Tobin concurs that these are among the main problems, for those trans people who even have coverage. She says some insurers use transition-related plan exclusions to deny coverage for all kinds of care, from cervical or prostate cancer screenings to liver damage, blood clotting or bone fractures.

Health insurance discrimination transgender“Insurance companies often try to interpret any plan exclusion as broad as possible, asserting any conceivable relationship between something that is excluded and something that would otherwise be included. That’s not a problem unique to transgenders, but it often affects them,” Tobin says.

Tobin says, for example, an insurer might argue that the insured person wouldn’t have had a fracture or liver damage if he or she hadn’t been on hormone therapy.

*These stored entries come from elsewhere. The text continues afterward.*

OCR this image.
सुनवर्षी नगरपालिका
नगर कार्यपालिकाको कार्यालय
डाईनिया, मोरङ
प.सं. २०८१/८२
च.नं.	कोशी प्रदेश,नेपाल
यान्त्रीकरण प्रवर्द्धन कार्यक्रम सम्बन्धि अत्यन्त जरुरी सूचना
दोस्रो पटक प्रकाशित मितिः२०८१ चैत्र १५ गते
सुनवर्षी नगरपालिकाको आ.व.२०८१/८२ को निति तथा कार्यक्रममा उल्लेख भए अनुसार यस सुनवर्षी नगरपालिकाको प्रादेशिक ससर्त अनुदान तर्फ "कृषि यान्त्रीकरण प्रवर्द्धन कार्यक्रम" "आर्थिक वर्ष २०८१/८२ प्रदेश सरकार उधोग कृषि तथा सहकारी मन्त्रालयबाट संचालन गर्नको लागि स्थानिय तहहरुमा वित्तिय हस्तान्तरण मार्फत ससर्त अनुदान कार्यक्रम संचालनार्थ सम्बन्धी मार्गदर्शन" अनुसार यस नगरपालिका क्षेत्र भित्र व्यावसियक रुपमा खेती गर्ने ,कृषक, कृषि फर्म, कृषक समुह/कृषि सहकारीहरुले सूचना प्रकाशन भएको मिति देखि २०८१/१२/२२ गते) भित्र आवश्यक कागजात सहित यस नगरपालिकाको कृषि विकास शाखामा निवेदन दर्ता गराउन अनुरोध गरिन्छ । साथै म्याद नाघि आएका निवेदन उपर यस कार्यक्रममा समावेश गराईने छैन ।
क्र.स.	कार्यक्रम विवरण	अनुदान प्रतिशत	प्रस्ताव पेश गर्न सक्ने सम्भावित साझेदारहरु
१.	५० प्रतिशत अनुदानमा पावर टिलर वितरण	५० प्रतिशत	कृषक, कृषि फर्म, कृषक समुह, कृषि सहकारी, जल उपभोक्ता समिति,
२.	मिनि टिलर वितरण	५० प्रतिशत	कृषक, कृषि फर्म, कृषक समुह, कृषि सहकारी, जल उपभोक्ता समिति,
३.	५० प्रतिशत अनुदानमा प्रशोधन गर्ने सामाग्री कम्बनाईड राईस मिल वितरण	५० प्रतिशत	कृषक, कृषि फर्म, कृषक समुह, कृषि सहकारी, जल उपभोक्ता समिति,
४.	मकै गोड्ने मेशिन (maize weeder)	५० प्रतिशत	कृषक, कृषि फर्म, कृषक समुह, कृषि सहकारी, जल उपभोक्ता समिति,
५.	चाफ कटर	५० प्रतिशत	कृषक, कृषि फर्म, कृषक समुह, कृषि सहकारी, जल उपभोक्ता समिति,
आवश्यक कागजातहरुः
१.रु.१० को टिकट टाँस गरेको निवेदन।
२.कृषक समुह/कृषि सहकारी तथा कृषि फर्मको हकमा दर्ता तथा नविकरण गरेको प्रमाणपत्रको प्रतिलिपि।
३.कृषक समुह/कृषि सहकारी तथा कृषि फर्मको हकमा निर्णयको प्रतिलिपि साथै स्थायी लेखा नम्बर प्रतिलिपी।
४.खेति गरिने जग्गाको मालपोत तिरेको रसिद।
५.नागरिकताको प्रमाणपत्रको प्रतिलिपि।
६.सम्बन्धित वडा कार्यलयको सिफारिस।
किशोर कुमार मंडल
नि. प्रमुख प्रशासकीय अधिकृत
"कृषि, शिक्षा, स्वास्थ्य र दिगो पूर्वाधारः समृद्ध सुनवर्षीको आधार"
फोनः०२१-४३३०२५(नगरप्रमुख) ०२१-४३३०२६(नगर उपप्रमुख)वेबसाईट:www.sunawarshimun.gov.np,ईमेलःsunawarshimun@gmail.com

“These denials are usually spurious, and the improved protections for claims denials in the Affordable Care Act should help curb some of the most egregious abuses, but won’t end the exclusions themselves,” Tobin says.

There is growing support for health insurance coverage for transgenders. The American Medical Association joined the movement to end discrimination in health insurance for transgender people in June 2008, when it passed a resolution at its annual meeting that the association supports public and private health insurance coverage for treatment of gender identity disorder as recommended by a physician.

Susan Pisano, spokesperson for America’s Health Insurance Plans (AHIP), a national trade association representing the health insurance industry, says the organization has not surveyed its members on the issue of transgender people and did not know their policies on pre-existing conditions. Pisano echoed Tobin’s assertion that as of 2014, pre-existing conditions will go away anyway.

In the meantime, Errin Auxier, a 50-year-old transgender entertainer in Chicago who goes by the stage name Honey West, is afraid to switch individual insurance plans at this point. Auxier is an insurance risk, having had hormone therapy to get breasts. Auxier has not had bottom surgery, largely due to the cost and the fact it is not covered under Auxier’s individual policy.

Pisano says she didn’t have an answer for Auxier’s dilemma, which also will be resolved in 2014. Until then, Pisano says transgender people need to check the laws in their state and with their insurers to see what their policies cover.

Tobin says another issue relates to gender coding of procedures. In order to avoid erroneous or fraudulent billing, some procedures are coded for gender by insurers, but this could inadvertently lead to a denied claim for a trans person who legitimately needs the procedure.

For instance, Tobin says a transgender man may be listed as male in insurance and other records, but may need cervical cancer screenings. The insurance claims for that screening will bounce back.  Likewise, a transgender woman may need prostate cancer screenings and a mammogram post-transition.

“The computer systems won’t know what to do with this unless the insurer creates an exceptions process in the coding,” Tobin says.

A growing number of private and public plans have instituted this process, but many still don’t, or providers don’t know how to use it.

“This is less a case of insurance companies intentionally denying needed care and more a case of unintended consequences,” Tobin says.